We don't have to go and live in a barrel, or a large ceramic jar according to other accounts, but instead of complaining and expecting others to be kinder, maybe we would be better off learning to suck up social failure and ridicule. I don't mean in a fearless Rachel Glucina hate-me-I-dare-you way, more like learning to observe public criticism with amused detachment.
I'm not going off Facebook this time, but I am going to try from now on not to shame anyone else and not to feel shame myself.
I have come to the brutal realisation you cannot expect to be yourself and have society approve or like you. You must choose one or the other. And I'm choosing to be myself.

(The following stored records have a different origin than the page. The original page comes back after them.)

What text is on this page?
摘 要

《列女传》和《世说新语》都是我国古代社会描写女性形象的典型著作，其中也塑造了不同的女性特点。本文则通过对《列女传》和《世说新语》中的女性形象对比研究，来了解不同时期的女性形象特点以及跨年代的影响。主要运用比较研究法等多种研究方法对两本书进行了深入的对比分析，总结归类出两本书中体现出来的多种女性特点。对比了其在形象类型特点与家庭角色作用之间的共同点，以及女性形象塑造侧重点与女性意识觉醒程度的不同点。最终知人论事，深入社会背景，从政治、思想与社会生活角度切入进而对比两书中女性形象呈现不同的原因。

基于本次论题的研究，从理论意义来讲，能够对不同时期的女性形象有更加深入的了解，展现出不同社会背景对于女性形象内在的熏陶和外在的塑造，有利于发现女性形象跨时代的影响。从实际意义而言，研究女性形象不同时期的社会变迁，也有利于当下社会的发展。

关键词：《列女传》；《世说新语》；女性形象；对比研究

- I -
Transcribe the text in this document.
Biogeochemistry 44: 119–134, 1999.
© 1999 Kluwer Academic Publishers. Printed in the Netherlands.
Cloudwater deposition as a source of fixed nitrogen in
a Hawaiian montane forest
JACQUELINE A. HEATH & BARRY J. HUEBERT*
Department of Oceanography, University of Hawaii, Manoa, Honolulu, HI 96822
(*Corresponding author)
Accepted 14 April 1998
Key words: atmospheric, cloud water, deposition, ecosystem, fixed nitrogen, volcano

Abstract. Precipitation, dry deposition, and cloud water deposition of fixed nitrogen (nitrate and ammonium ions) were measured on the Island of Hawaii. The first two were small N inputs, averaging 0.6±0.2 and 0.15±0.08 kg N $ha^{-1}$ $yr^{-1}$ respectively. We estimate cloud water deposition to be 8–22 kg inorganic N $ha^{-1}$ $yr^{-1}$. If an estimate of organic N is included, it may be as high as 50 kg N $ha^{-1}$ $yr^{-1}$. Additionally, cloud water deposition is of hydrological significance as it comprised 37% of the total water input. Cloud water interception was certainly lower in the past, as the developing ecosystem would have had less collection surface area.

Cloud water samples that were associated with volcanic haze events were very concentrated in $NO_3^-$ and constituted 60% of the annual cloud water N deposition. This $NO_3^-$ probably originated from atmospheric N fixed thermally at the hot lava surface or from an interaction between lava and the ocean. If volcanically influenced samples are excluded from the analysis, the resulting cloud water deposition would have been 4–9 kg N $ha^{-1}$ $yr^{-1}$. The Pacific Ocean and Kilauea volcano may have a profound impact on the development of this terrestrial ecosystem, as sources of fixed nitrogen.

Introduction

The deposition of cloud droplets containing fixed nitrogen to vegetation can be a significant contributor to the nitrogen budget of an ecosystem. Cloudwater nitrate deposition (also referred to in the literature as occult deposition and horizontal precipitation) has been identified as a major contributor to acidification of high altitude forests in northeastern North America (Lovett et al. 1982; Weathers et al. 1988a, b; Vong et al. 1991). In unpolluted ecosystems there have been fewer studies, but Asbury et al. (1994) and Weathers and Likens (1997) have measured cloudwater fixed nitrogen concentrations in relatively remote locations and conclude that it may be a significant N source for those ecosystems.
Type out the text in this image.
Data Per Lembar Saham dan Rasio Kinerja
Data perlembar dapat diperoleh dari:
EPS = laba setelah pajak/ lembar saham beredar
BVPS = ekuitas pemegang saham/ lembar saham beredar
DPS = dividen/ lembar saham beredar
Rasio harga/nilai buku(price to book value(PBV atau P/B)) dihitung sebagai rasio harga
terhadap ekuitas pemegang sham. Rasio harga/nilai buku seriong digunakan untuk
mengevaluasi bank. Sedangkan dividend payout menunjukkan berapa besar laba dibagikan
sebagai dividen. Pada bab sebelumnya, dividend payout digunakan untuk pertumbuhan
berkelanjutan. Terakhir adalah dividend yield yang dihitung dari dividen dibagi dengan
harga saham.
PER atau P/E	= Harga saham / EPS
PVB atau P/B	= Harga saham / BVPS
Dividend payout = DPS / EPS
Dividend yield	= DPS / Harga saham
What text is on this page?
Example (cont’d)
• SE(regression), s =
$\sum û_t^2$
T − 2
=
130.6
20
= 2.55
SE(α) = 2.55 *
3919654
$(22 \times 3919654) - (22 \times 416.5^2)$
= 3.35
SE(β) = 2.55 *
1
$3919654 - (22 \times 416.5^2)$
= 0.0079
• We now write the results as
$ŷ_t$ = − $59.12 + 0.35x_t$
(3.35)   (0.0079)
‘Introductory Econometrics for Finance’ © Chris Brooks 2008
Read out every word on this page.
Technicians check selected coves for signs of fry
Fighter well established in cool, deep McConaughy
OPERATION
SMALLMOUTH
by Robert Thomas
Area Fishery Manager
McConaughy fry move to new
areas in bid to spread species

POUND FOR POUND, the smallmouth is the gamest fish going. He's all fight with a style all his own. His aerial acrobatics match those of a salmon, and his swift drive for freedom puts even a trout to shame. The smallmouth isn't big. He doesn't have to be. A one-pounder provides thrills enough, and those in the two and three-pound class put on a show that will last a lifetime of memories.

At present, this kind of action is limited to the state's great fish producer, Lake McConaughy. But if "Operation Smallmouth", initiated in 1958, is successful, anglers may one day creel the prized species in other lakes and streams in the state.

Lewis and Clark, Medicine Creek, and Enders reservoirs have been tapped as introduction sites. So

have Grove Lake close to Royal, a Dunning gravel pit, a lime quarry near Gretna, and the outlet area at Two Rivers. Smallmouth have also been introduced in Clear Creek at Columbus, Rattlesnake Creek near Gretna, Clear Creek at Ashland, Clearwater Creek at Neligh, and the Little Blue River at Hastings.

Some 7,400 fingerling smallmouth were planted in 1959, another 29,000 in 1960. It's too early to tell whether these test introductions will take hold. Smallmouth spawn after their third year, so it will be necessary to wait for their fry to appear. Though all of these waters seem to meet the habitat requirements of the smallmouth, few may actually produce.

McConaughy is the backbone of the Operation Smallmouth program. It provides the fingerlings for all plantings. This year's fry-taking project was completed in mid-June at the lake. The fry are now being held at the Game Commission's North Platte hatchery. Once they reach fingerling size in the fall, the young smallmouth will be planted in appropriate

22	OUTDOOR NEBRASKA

"A man who feels no need to live in society must be either a beast or a God," Aristotle said. So I guess I'm a beast. Got a problem with that? Well, guess what? I don't care.
Because I've realised if you are willing to accept "crazy" as part of your nickname "you can live the life of your own choosing rather than having to conform to the expectations of those around you", as philosophy professor William Irvine says. "Voluntary eccentrics are willing to run the risk of being thought mad because they appreciate the tremendous freedom an eccentric lifestyle can yield."
Academics who have studied eccentrics found they were healthier and happier than "normal" people, maybe because they weren't engaged in "miswanting" overpriced modernist furniture, ridiculous European light fittings or public approval.
Truly, you can be happier by limiting the number of people whose opinions you value. Although, in our super-connected online world this takes conscious choice and effort.
You can't dabble in letting your freak flag fly.
If someone's experiment with eccentricity doesn't pan out and he returns to conformity, the world will remember his brief rebellion and be disinclined to trust him, having stained his conformist credentials, especially "in the business world where dull grey conformity is typically a key to success", Professor Irvine warns.
Notice how all those business leaders who declare passionately that they embrace failure as concomitant with success still try really, really hard to have their kids go to the "right" schools?
You have to let your arrogance go and embrace diminished social status if you are prepared to look inside and be who you really are. I may be mistaken, but that is the only way you learn.
Actually, I may laminate some extra "Mistakes are okay; they help me learn" cards and hand them out. Any takers?